Leben mit 2G und dem extra Plus
Getestete Ungeimpfte fallen nun also als Gäste weg. Wie klappt es mit der Umsetzung von 2G und vor allem mit dem Plus? «Nach der nun schon lang andauernden Ausnahmesituation informieren sich unsere Kunden wohl weniger über die neuen Regelungen und Massnahmen als noch am Anfang der Pandemie», stellt Cornelia Walker vom Sportzentrum fest. Sie bedauert sehr, dass deshalb an der Kasse momentan ein grosser Teil der Besucher wieder heimgeschickt werden muss, da sie nicht genau wüssten, dass für das Hallenbad und den Wellnessbereich 2G+ gelte, respektive was das genau bedeute. Viele denken, zwei Impfungen seien ausreichend. Und so lässt sich auch der starke Einbruch im Hallenbad momentan begründen: Die Zweitimpfung vieler Besucher liegt häufig länger als vier Monate zurück, der Boostertermin lässt noch auf sich warten und das Testen in der Zwischenzeit extra für einen Hallenbad- oder Wellnessbesuch sei ihnen zu aufwendig oder dessen Notwendigkeit eben nicht bewusst. «Von den Besucherzahlen her lohnt sich der Betrieb des Hallenbades zurzeit klar nicht, aber es ist für uns ausgeschlossen, jetzt zum Ferienbeginn zu schliessen – als Anbieter in einer Tourismusregion und auch als Dienstleister für die Einheimischen», betont Cornelia Walker.

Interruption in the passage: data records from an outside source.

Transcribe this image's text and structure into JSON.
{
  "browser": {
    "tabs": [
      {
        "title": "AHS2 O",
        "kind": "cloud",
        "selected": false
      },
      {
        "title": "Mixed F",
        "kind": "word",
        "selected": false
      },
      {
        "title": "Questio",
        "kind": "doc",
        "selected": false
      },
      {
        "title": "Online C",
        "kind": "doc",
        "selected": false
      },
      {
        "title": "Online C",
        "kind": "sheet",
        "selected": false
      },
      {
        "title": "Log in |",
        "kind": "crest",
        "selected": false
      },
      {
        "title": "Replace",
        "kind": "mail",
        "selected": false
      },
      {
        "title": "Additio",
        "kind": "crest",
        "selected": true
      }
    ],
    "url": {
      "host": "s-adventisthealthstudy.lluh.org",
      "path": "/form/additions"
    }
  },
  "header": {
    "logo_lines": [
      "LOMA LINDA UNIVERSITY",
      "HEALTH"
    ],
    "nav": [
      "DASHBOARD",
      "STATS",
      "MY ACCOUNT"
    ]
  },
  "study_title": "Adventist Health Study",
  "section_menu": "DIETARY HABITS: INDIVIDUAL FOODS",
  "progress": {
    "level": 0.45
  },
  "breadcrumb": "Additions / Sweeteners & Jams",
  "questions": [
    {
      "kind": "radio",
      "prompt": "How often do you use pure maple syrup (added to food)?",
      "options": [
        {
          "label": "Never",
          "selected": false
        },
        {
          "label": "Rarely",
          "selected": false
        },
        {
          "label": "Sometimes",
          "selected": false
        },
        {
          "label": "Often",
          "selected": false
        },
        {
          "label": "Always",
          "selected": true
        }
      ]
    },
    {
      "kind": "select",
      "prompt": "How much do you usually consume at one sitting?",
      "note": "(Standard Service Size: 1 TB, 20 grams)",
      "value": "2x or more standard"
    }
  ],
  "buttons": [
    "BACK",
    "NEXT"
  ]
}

Kreativität und Flexibilität ist gefragt
Bei den Groupfitnesskursen hat das Sportzentrum individuell mit einigen Abonnenten Rücksprache gehalten, ob sie mit Maske oder lieber im freiwilligen 2G+-Modus ohne Maske trainieren wollten. «Yoga mit Maske, nein danke» oder Ähnliches war meistens die Antwort. Auch aus diesem Grund wurde entschieden, die Groupfitnesskurse zu pausieren.

Schnell und flexibel hat auch Ahmet Bicik auf die neue Situation reagiert: 2G+ ging ihm für seine Bar doch zu weit. So hat er direkt bei Bekanntwerden der Massnahmen in neue Tische investiert. Sein Publikum kann also weiterhin geimpft, aber ungetestet in die Bar kommen, muss aber nun im Sitzen konsumieren. «Wir probieren jetzt halt neue Konzepte und werden zu einem Bierstadel mit Sitzplätzen, vielleicht veranstalten wir auch Sitzpartys», sagt er mit einem nun doch etwas müdem Lächeln. Nach über 20 Monaten Pandemie sei es mehr ein Überleben und mühsam, ständig neue kreative Ideen haben zu müssen. «Aber das Bro’s ist eine Herzensgeschichte, ich will weiter zum Nightlife der Region beitragen und freue mich enorm über die immense Unterstützung von den Einheimischen. Nur so können wir überleben.»

Und im Hotel?
Andrea Sprenger von Siebenthal vom Golfhotel Les Hauts de Gstaad & Spa in Saanenmöser erklärt auf Nachfrage, dass sich bei ihnen durch die neuen Regelungen vom Montag nicht viel geändert habe. Sie hätten schon vorher das Restaurant und die Wellness nur für Hotelgäste (mit Zertifikat) offen gehabt. Nun müssten die Gäste einfach wieder Maske tragen. «Aber wir können damit sehr gut leben.»

Die Auslastung sei glücklicherweise normal bis sogar besser als im saisonalen Schnitt. Das Nationalitätenverhältnis sei 80 Prozent Schweizer zu 20 Prozent ausländischen Gästen aus Europa und den GCC-Ländern. Der einzige Unterschied laut Andrea Sprenger: «In Nicht-Pandemiezeiten würden sich vielleicht jetzt zur Weihnachtszeit 30 Prozent Ausländer im Hotel tummeln und entsprechend weniger Schweizer.»